This segment highlights the concept of recovery in case of Exchange Sever and what types of schemes are adopted to reply log files to bring back the most updated database. Also, a recovery technique is suggested here that can help to recover Exchange 2010 database without log files.
When it comes to recovering Exchange database, the first thing that clicks an administrator’s mind is transaction log files. Recovery is ideally defined as the process of replaying the log files against its database. There are two ways in which recovery can be processed for Exchange Server DB:
Soft Recovery: In this scenario, recovery takes place automatically. The transaction logs are replayed against the database after an unexpected shut down. The checkpoint file defines which log files has to be replayed against the database once the server gets started. In case, no checkpoint file exists, the recovery will take place through the oldest log file.
The checkpoint file keeps a track of log files that have not been written to the database yet. The incomplete or uncommitted transactions are written to the database through soft recovery procedure.
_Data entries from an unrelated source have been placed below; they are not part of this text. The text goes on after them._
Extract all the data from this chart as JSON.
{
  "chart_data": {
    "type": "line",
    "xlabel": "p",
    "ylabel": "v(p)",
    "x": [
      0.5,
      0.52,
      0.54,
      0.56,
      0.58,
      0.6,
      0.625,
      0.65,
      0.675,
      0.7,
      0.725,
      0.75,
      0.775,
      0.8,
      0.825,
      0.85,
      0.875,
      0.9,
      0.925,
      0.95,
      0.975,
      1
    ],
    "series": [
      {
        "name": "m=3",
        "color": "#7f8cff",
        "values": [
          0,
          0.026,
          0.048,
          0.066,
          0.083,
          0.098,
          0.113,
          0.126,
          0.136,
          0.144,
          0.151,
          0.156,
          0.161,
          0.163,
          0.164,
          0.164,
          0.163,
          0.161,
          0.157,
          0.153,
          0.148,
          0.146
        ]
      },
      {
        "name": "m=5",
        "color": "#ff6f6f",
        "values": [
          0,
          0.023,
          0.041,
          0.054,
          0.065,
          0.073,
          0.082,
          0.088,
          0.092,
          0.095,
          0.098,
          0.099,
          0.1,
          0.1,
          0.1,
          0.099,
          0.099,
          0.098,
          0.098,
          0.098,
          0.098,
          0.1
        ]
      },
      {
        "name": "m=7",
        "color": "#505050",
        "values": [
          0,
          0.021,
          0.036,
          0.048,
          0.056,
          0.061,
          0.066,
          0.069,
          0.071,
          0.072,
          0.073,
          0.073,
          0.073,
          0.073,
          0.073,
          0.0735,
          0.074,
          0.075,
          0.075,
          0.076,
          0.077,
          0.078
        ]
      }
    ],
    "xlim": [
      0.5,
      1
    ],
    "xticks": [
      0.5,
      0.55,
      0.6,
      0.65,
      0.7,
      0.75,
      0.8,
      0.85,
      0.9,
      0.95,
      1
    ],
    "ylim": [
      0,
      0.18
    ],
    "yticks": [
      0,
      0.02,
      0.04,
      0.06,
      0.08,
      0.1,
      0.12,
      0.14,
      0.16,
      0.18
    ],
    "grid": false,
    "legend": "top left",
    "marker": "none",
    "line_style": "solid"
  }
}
Although, it is an automated procedure, it can be performed manually using ESEutil /r parameter.
Hard Recovery: This process involves restoring database from the backup and then replaying logs against it. When the DB is restored from the backup, a restore.env file will be created under the temporary folder which works like a checkpoint file, i.e. defines which logs should be replayed.
It should be noticed that no log file can be externally added for replaying because the restore.env file restricts doing it. After restoration, hard recovery takes place through the ESEutil /c parameter. This proves extremely useful in cases of scenarios like server crash, mailbox database recovery where there is requirement to restore the updated data.
Note: It is strictly prohibited to replay log files of a database against another database. Also, the replaying process will fail if the checkpoint file points to an incorrect log or the log file is corrupt or missing from the series.
Exchange Database Recovery When Log File is Unavailable
If the log file is unavailable, the other option available to get the lost database is to go for repair process. Using ESEutil to repair the database does not call for log files availability but generally taken as a last resort by the administrators as it is a time consuming process and leaves database in an unmountable state in most of the cases.
If the log files are missing or in corrupt state, the database can be recovered using a EDB file recovery tool.These data recovery solutions for Exchange are developed with specialized algorithms and thus support recovery of permanently deleted items from Exchange mailboxes along with extracting the database from EDB files. Entrusting one such tool can offer solution to multiple database related problems of Exchange Server.